Personal information
- Full name: William Kemmey
- Born: 21 July 1912 Atcham, Shropshire, England
- Died: 18 June 1987 (aged 74) Shrewsbury, Shropshire, England
- Batting: Right-handed
- Role: Wicket-keeper

Domestic team information
- 1939: Northamptonshire

Career statistics
| Competition | First-class |
| Matches | 5 |
| Runs scored | 55 |
| Batting average | 6.87 |
| 100s/50s | –/– |
| Top score | 18 |
| Balls bowled | – |
| Wickets | – |
| Bowling average | – |
| 5 wickets in innings | – |
| 10 wickets in match | – |
| Best bowling | – |
| Catches/stumpings | 4/2 |
- Source: Cricinfo, 16 November 2011

= William Kemmey =

English cricketer

William Kemmey (21 July 1912 - 18 June 1987) was an English cricketer.

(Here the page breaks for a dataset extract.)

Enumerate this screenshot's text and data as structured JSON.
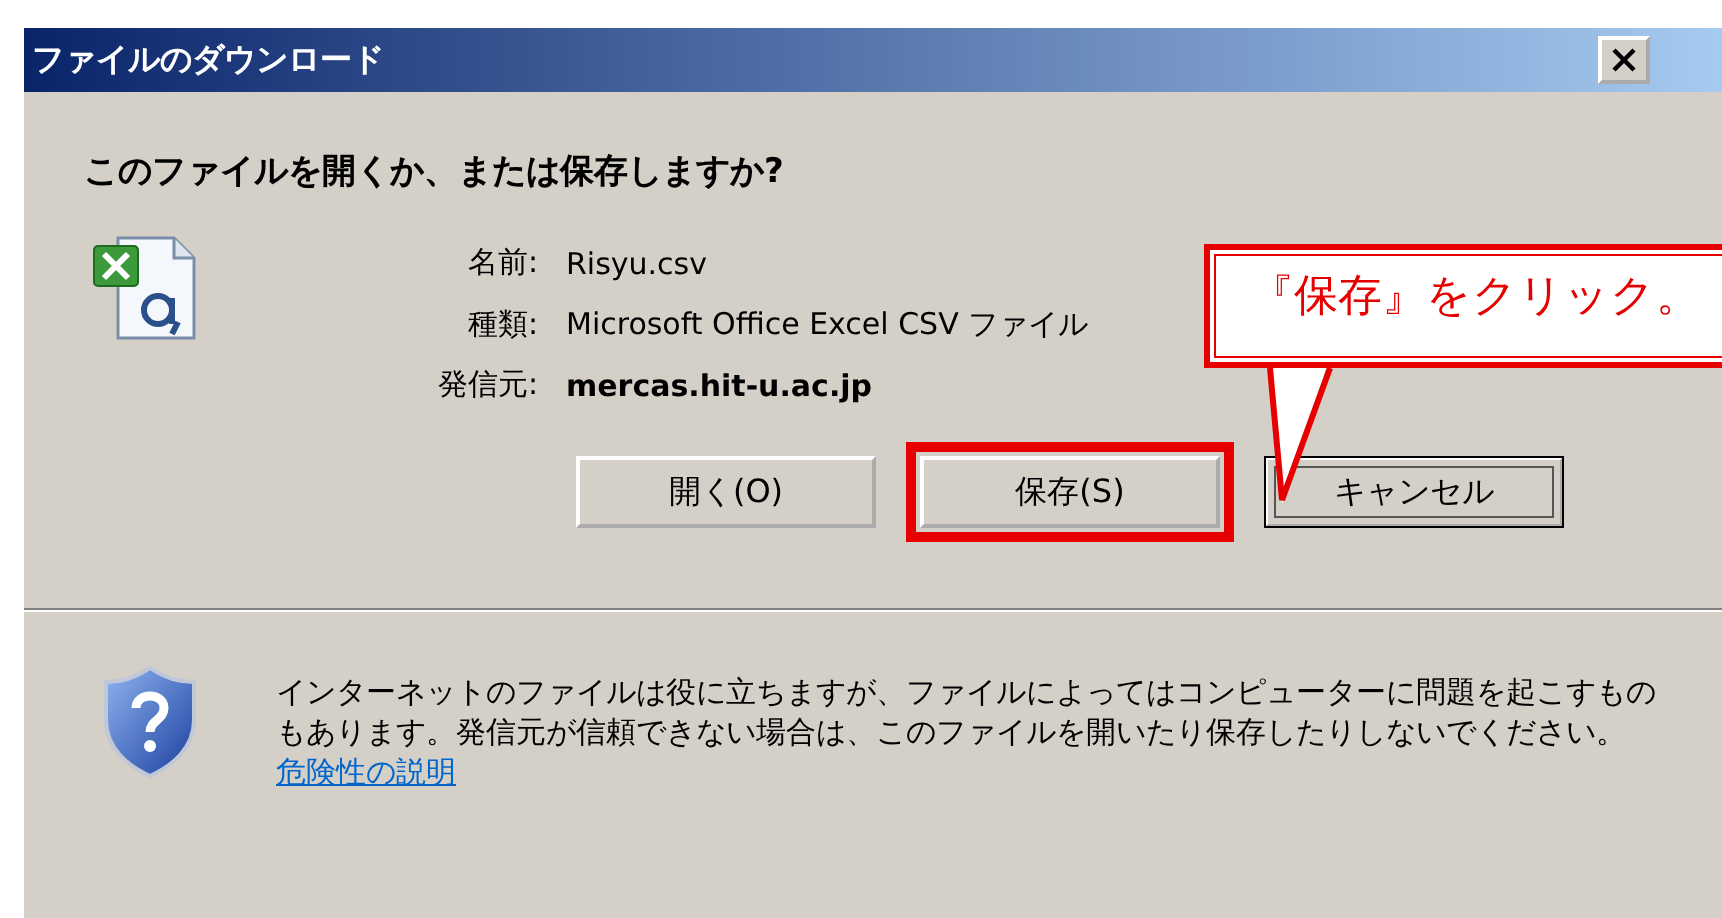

Kemmey was a right-handed batsman who fielded as a wicket-keeper. He was born at Atcham, Shropshire.

Kemmey made his first-class debut for Northamptonshire against Sussex in the 1939 County Championship. He made four further first-class appearances that season, the last of which came against Worcestershire. In his five first-class matches, he scored 55 runs at an average of 6.87, with a high score of 18, while behind the stumps he took 4 catches and made 2 stumpings.

He died at Shrewsbury, Shropshire on 18 June 1987.